In conjunction with surgical decompression, various supportive adjuncts deserve consideration [9]. These less invasive therapies may avoid the need for decompression in cases of mild intra-abdominal hypertension, and where the primary cause for the potential ACS can be rectified early in the clinical course. These therapies include: sedation and analgesia, neuromuscular blockade, body positioning, nasogastric and colonic decompression, evacuation of ascites or other intra-peritoneal fluids, pro-motility agents, enhanced ratios of plasma/packed cells during the resuscitation of major haemorrhage, and a fluid balance protocol to attempt to avoid positive cumulative balance. Each of these strategies has been suggested by the recent consensus guidelines [9]. Diuretics, renal replacement therapies and albumin administration are not sufficiently studied for a consensus recommendation [9]. Judicious and considered use of traditional intensive care interventions used to support organ dysfunction may minimise potentially deleterious effects of these therapies on the pathophysiological processes causing the compartment syndrome in the first place [30, 31].

For trauma, prophylactic use of a temporary laparostomy in conjunction with a damage control surgical strategy is relatively accepted [32, 33]. However, for non-traumatic, emergency general surgical laparotomies, consensus does not support such prophylactic application in the absence of specific concerns [9]. This approach reflects modern, tailored surgical strategy, balancing the aggressiveness of the index operation, the need for a subsequent surgical procedures and the strength of the indication for a damage control strategy, in light of the quality of the resuscitation and intensive medical care received, and the unique patient and situational factors that define the individual case.

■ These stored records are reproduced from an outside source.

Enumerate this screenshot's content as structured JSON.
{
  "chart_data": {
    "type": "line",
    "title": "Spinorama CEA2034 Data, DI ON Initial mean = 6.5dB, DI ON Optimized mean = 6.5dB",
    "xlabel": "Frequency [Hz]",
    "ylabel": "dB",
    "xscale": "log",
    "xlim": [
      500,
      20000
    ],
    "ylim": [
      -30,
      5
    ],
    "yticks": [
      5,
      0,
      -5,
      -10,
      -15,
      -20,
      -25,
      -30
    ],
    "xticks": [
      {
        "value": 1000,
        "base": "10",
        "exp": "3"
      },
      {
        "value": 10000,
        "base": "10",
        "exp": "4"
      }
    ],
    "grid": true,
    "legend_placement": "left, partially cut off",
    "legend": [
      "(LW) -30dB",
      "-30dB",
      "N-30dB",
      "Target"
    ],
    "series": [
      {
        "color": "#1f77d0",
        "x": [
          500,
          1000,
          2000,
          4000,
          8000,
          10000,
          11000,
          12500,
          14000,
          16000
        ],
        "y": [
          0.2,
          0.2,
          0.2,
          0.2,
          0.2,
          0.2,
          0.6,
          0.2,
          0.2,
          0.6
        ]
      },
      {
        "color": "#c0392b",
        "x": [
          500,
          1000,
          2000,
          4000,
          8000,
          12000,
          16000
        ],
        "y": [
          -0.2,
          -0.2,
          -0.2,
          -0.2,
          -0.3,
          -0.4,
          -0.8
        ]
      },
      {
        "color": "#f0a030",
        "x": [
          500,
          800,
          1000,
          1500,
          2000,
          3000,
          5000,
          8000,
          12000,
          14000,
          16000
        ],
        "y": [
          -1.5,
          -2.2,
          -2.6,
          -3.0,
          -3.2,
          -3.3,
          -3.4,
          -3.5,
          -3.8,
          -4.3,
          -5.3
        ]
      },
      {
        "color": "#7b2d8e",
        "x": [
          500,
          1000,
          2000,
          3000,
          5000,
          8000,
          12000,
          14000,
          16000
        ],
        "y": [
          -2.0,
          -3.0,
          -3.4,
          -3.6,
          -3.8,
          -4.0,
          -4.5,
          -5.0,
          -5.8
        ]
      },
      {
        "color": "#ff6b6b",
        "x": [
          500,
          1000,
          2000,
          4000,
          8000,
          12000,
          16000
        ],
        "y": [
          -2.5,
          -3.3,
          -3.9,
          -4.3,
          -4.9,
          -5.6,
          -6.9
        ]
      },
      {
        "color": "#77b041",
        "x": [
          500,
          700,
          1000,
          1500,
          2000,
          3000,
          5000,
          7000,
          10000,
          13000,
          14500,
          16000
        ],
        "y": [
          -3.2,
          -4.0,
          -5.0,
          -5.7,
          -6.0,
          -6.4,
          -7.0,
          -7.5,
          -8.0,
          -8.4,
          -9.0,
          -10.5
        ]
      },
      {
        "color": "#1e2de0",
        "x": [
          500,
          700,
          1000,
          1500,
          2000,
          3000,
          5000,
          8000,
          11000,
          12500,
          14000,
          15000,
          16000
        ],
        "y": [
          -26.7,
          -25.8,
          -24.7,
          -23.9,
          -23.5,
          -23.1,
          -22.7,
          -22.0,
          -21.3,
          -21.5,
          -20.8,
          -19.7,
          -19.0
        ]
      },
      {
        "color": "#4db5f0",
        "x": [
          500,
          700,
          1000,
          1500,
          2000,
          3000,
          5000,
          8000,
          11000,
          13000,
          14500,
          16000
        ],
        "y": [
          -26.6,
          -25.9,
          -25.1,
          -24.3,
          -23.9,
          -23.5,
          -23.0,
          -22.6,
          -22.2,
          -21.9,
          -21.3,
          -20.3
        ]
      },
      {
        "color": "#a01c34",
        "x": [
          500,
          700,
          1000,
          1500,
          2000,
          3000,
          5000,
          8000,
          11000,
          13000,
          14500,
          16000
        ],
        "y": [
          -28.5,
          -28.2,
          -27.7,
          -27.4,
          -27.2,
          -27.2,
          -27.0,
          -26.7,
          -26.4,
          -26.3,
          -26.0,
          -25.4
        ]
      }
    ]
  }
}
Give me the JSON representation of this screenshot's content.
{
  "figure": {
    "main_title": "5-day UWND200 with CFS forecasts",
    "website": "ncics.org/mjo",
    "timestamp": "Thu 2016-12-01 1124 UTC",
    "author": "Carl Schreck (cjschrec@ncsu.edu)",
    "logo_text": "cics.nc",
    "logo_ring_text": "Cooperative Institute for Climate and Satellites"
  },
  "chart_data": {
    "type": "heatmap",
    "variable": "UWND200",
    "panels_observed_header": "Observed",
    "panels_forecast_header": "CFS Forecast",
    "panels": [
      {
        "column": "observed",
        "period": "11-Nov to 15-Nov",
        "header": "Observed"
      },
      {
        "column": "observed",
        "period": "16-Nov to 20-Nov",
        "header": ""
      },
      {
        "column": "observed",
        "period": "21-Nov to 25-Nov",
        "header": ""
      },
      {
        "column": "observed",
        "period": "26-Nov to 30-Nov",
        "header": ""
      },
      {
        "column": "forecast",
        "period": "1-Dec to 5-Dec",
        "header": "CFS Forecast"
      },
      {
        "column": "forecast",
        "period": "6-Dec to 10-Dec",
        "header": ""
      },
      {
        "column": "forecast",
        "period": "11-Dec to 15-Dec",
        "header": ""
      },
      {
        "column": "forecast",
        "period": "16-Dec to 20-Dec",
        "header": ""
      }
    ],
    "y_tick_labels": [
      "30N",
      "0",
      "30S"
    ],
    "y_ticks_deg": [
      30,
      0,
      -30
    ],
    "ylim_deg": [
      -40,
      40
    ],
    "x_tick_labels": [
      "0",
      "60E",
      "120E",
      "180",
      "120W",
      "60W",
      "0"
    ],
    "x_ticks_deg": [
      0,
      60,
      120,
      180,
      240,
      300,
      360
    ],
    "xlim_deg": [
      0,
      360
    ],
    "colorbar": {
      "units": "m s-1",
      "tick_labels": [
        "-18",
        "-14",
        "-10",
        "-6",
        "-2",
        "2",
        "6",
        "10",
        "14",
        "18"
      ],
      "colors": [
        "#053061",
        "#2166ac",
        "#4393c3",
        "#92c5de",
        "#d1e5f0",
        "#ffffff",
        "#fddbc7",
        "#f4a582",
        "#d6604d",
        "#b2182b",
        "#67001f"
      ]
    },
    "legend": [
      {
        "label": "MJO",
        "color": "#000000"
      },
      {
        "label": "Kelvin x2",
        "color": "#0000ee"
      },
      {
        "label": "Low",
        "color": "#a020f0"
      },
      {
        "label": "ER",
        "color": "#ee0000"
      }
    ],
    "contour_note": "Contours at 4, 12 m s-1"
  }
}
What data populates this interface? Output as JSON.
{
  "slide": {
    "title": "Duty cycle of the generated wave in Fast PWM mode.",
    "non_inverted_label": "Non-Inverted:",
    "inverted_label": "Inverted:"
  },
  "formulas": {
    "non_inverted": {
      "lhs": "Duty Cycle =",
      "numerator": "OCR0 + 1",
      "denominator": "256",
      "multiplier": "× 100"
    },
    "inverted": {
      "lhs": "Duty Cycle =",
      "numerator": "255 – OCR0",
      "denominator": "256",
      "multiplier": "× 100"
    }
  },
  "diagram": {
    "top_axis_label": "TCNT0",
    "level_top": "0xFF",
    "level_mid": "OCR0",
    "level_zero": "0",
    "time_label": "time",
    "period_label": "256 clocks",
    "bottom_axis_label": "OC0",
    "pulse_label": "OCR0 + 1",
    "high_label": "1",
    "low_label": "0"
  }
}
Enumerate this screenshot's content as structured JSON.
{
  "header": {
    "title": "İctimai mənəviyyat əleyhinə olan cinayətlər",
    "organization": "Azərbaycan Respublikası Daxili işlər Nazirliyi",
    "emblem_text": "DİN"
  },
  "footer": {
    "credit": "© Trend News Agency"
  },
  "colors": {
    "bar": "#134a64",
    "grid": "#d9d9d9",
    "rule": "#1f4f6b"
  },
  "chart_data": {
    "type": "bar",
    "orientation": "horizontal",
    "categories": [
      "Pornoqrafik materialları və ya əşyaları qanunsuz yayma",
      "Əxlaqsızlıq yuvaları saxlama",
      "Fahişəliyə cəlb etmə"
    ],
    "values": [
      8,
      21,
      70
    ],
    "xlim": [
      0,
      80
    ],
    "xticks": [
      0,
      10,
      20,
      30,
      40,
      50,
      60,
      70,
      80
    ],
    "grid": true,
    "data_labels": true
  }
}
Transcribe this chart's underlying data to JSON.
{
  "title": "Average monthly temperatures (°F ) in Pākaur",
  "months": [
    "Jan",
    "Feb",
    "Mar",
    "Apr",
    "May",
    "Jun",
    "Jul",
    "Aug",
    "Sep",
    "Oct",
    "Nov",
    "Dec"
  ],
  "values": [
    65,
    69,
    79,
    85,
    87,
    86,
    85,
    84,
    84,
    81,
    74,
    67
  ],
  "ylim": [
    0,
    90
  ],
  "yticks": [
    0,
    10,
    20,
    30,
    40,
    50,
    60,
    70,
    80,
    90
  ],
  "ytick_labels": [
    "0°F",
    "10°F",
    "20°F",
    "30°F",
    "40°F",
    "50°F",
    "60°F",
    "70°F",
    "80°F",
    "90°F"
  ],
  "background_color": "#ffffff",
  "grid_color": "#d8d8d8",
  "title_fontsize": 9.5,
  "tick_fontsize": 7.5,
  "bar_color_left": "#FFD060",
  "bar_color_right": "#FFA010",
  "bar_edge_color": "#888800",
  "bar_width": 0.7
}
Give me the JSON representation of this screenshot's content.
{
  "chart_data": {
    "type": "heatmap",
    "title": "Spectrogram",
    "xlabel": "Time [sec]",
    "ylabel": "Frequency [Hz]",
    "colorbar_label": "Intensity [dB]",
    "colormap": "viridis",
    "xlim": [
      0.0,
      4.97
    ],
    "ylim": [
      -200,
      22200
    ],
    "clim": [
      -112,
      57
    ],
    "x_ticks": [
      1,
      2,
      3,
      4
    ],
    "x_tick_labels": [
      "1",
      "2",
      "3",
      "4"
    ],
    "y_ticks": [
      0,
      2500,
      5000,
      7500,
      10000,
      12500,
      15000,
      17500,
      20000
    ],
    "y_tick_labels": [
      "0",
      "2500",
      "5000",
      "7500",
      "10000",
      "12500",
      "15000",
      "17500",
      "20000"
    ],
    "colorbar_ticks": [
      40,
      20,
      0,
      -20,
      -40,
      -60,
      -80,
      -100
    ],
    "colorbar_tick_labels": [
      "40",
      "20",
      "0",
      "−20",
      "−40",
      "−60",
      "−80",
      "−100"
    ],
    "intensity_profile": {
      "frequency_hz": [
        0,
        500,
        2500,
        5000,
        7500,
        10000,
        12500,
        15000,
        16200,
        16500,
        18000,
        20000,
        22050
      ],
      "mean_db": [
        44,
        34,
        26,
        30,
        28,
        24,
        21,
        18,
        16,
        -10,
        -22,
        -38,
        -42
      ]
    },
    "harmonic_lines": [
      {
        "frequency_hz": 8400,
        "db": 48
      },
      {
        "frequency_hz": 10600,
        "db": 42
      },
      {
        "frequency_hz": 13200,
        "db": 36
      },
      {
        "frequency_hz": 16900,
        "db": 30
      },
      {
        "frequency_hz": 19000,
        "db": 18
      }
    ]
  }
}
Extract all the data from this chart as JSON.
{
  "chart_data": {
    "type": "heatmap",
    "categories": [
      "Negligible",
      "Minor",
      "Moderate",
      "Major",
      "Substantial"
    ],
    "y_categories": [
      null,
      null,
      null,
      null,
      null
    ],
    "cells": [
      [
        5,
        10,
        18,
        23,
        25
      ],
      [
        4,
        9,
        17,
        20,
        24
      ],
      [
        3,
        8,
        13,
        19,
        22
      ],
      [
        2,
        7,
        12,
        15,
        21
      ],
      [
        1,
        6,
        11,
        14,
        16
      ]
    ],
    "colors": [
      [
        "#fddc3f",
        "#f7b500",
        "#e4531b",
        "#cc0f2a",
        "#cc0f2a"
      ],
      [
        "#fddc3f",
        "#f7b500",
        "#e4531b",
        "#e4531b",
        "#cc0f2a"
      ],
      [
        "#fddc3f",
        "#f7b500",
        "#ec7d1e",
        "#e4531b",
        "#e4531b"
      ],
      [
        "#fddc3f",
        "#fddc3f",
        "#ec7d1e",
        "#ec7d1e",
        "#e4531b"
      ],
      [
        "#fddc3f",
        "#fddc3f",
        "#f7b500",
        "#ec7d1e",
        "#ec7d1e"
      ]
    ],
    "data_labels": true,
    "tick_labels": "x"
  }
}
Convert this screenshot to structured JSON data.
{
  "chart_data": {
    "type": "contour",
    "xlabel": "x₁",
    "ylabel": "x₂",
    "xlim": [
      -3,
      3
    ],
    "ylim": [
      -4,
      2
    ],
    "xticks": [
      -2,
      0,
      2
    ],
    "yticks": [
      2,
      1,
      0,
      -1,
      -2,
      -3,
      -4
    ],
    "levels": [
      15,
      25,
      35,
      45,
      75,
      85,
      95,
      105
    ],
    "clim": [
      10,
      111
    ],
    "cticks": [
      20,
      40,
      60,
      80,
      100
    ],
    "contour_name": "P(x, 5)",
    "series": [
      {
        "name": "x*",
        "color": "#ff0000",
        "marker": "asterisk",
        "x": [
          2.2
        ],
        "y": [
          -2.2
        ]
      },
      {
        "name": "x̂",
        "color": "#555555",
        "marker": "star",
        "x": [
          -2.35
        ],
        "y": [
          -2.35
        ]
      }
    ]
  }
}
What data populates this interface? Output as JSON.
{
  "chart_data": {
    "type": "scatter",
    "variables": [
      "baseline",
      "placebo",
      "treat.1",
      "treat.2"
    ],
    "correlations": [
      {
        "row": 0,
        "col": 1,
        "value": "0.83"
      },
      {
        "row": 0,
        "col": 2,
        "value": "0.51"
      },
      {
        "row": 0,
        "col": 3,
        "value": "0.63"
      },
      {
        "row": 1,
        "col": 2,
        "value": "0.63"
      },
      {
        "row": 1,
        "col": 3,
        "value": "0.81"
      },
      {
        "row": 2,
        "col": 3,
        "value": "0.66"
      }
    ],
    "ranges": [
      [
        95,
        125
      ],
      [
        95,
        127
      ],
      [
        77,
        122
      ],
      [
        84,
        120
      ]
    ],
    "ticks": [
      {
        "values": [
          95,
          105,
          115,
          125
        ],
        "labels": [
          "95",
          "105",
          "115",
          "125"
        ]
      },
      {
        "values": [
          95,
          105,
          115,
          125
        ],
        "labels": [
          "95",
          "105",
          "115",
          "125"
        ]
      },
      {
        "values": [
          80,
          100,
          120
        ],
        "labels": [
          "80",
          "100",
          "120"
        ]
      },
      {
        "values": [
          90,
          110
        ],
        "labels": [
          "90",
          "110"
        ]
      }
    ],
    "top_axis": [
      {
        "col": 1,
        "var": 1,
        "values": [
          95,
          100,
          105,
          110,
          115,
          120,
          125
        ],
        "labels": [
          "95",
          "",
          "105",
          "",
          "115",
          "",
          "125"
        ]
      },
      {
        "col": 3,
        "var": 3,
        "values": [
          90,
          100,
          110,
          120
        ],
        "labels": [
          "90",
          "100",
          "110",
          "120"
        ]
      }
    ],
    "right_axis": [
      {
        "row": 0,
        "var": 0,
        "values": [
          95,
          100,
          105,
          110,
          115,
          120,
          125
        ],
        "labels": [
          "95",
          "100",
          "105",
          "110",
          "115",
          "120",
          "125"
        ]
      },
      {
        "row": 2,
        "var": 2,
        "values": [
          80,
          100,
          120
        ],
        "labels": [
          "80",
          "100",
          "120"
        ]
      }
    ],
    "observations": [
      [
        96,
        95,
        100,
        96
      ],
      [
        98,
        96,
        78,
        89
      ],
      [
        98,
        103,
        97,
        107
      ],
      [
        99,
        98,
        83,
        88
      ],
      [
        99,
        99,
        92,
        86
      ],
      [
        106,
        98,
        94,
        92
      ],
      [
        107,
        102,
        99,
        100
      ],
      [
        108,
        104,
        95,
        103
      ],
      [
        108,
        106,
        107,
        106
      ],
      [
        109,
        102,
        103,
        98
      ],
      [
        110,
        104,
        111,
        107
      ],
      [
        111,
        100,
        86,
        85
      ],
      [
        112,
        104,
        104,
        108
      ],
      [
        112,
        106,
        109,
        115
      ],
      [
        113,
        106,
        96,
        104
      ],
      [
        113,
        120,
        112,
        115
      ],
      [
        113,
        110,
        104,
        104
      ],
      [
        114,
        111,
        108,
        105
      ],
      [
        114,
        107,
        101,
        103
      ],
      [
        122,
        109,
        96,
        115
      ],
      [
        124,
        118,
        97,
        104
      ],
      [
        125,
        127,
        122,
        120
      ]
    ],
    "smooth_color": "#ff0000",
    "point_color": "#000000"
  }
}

The management of the open abdomen is challenging, complex, highly individualised and is beyond the scope of this chapter. Central in this management is the ability to achieve primary fascial closure; early closure may minimise many of the long-term complications seen with this technique. Negative pressure wound management systems, both proprietary and home-made, are associated with improved primary fascial closure rates, and appear well tolerated by both the patient and staff [3436]. The negative pressure may facilitate removal of pro-inflammatory cytokines and fluids from the peritoneal space [3437]. Unfortunately, some concerns regarding enteric fistulisation rates remain.

23.7 Conclusion

ACS is a highly lethal condition, typically encountered in critically ill surgical patients. The epidemiology of the disease continues to change, particularly regarding a reduced incidence attributable to the evolution of modern resuscitation practices, damage control surgical strategies and an increasing understanding of the entity. A high index of suspicion and associated accurate and timely diagnosis is critical in the management of the ACS. The lessons learnt from the clinical experiences in trauma surgery have extended into emergency general surgery, and are applicable to both primary and secondary ACS. In the situation of non-traumatic abdominal emergencies, the ACS is commonly primary in nature, and separate attention to address this pathology will be required; source control of sepsis, and/or haemorrhage control, is essential, and requires careful incorporation into the overall clinical strategy. Surgical decompression remains the ultimate therapeutic intervention.